Serapio me contó esta historia frente a testigos, en ronda de fogón bajo
una garúa de vino, suave pero constante,a orillas del rió Queguay Chico.
Me juró por su honor, por la amistad y por el mismísimo elixir pagano
dedicado al dios Baco, que esta semblanza popular de tierra adentro es
patrimonio cultural de su familia.
Éranse dos compadres con hijos bautizados y apadrinados en forma
cruzada, a quienes una de las tantas revoluciones que poco y mal se
enseñan en este país, coloca en bandos opuestos por cuestión de divisas,
ya que no de intereses propios.
Ambos eran gentes sencillas, ora peones, ora contrabandistas, ora
matreros perseguidos, dependiendo del color de la justicia vigente.
Pero ante todo eran compadres y amigos.
Atrapados que se vieron en medio de una de aquellas degollinas
democráticas donde no se discriminaba a naides, intentan frenéticamente
mantenerse alejados el uno del otro.
Finalizada la escaramuza, uno, trota al lado del jefe victorioso.
Pasan revista a vencidos y vencedores.
Enardecido por las cuantiosas bajas sufridas, el caudillo ordena el
inmediato pase a degüelle de los vencidos.
Estos yacen boca abajo con las manos atadas a la espalda, resignados a
la suerte del perdedor.
Uno, a voz en cuello, solicita la bolada y al serle concedida la gracia
se apea del zaino y arranca a ejecutar por la punta izquierda.
Otro, boca abajo, espera en silencio, sin lamentos ni rezos.
Al llegarle el turno y encontrarse cara a cara con el verdugo, su fiera
expresión de dignidad y rebeldía sé troca en espantoso asombro..

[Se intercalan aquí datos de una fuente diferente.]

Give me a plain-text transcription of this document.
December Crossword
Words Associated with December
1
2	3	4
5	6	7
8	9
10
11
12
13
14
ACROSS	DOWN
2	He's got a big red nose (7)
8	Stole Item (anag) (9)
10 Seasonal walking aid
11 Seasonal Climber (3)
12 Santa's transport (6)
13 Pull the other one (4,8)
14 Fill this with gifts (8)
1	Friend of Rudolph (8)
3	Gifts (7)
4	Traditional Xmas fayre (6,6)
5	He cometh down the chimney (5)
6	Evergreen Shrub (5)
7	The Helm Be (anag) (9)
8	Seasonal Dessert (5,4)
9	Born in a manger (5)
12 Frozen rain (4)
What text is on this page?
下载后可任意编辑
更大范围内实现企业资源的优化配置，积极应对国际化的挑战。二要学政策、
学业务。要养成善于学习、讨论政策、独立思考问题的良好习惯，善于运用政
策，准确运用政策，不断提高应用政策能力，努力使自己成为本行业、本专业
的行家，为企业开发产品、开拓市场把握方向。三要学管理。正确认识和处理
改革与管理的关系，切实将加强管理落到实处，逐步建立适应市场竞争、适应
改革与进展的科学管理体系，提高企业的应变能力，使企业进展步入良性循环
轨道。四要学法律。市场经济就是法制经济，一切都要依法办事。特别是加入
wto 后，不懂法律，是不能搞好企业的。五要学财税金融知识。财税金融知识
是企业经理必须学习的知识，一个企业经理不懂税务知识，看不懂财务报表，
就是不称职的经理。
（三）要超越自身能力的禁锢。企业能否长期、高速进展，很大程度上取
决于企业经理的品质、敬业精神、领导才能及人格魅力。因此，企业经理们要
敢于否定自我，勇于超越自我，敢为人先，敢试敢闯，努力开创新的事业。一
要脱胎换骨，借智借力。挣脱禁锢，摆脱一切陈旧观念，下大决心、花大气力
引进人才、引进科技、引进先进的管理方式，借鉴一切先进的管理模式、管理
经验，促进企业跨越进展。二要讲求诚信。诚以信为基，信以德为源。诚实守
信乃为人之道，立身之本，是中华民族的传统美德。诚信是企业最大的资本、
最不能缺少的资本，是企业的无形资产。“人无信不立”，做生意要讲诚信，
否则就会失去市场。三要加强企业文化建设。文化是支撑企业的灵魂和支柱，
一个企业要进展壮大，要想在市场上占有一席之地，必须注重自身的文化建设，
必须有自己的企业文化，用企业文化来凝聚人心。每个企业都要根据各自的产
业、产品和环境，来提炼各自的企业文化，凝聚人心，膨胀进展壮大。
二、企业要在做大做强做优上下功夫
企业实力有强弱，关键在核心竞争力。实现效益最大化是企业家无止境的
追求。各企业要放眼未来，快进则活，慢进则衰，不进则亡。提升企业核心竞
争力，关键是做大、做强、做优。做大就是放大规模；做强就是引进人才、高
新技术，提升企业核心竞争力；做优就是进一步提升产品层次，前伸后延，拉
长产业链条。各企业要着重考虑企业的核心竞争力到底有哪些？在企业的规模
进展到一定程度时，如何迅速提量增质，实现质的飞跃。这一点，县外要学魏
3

Sin mediar palabra alguna, uno, el verdugo, le corta al otro la garganta
de un solo y certero tajo.
Limpio.
Otro siente brotar su sangre, y se deja ir en su doble condición de
moribundo y traicionado.
“El muy hijueputas me cortó con el lomo”, me cuenta Serapio que le contó
su bisabuelo, entre caña brasilera, mate amargo y tortas fritas, una
animadísima tarde de domingo en la que el pueblo soberano elegía
presidente, senadores y diputados.
Serapio lo recuerda de eterno pañuelo blanco al cuello. Bastaban dos
cañas para que lo desanudara y mostrara con orgullo a todo aquel que se
animara a ver, el regalo más grande que le hubo hecho su compadre.